Newsom’s appointees initially expressed confidence that California would be able to build enough clean energy resources by the end of 2023 to close the polluting generators in Huntington Beach, Long Beach and Oxnard before the new deadline.
A similar backtrack happened last year, when the state reversed course and is now letting the Diablo Canyon nuclear plant continue to operate for a few more years.
Sorta. Years ago on the now-defunct Climate Change board I posted an article about the decision to not build new modern gas plants. There was a quote from one engineer involved who said it was crazy. I agreed.
And in news out of Belgium that should surprise nobody…
A total of 13% more CO2 emissions came from electricity production in Belgium in the first half of the year, compared to the same period the year before. This is a significant increase and experts are pointing to Belgium’s nuclear phase-out as the culprit.
In a study published by Ghent University and shared by De Standaard, researchers blame this increase in CO2 emissions on the controversial closure of nuclear reactors Doel 3 and Tihange 2. The first reactor closed on 23 September 2022 and the second on 1 February 2023.
State officials voted Thursday to let Southern California Gas Co. store far more fuel at the Aliso Canyon gas storage field…
t’s been two years since the Public Utilities Commission raised the storage cap at Aliso Canyon — which had been cut after the methane leak — to 41 billion cubic feet. Now the agency has upped the limit to the 68.6 billion cubic feet requested by SoCalGas and its sister utility, San Diego Gas & Electric — the maximum amount deemed safe by another state agency.

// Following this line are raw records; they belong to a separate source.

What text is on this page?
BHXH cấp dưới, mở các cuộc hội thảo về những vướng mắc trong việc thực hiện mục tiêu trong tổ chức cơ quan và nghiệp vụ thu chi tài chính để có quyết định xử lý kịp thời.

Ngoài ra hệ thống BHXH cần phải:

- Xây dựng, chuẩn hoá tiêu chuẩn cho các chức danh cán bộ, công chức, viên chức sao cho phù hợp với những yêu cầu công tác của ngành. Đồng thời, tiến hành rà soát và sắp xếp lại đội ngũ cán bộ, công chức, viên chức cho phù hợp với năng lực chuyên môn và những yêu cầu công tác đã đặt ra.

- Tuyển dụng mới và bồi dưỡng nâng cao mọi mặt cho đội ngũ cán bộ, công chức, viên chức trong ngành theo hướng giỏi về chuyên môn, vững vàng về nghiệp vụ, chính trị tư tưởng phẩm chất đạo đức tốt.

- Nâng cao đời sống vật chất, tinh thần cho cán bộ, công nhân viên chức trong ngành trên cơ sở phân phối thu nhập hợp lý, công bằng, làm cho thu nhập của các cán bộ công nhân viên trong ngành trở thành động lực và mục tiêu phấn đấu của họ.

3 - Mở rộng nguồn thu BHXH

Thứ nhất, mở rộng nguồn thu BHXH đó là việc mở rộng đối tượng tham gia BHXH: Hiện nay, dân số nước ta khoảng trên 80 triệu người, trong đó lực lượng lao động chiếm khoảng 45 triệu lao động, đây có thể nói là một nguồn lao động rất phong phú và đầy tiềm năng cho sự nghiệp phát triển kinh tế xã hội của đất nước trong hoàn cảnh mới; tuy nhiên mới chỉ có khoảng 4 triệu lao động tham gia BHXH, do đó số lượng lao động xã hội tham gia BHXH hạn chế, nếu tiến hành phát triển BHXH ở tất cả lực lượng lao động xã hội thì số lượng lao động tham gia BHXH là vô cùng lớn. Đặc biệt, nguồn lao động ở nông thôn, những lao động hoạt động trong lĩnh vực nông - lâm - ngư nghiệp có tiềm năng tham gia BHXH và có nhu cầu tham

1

CA is still in the processing of building its clean energy infrastructure. CA has always had to rely on natural gas for the transition period from natural gas to clean energy. The power generation sector continues to build new renewable energy, energy storage facilities, and upgrading the grid transmission. The transportation sector is on its way to electrification. Industrial, commercial and residential sectors are also on their way to electrification.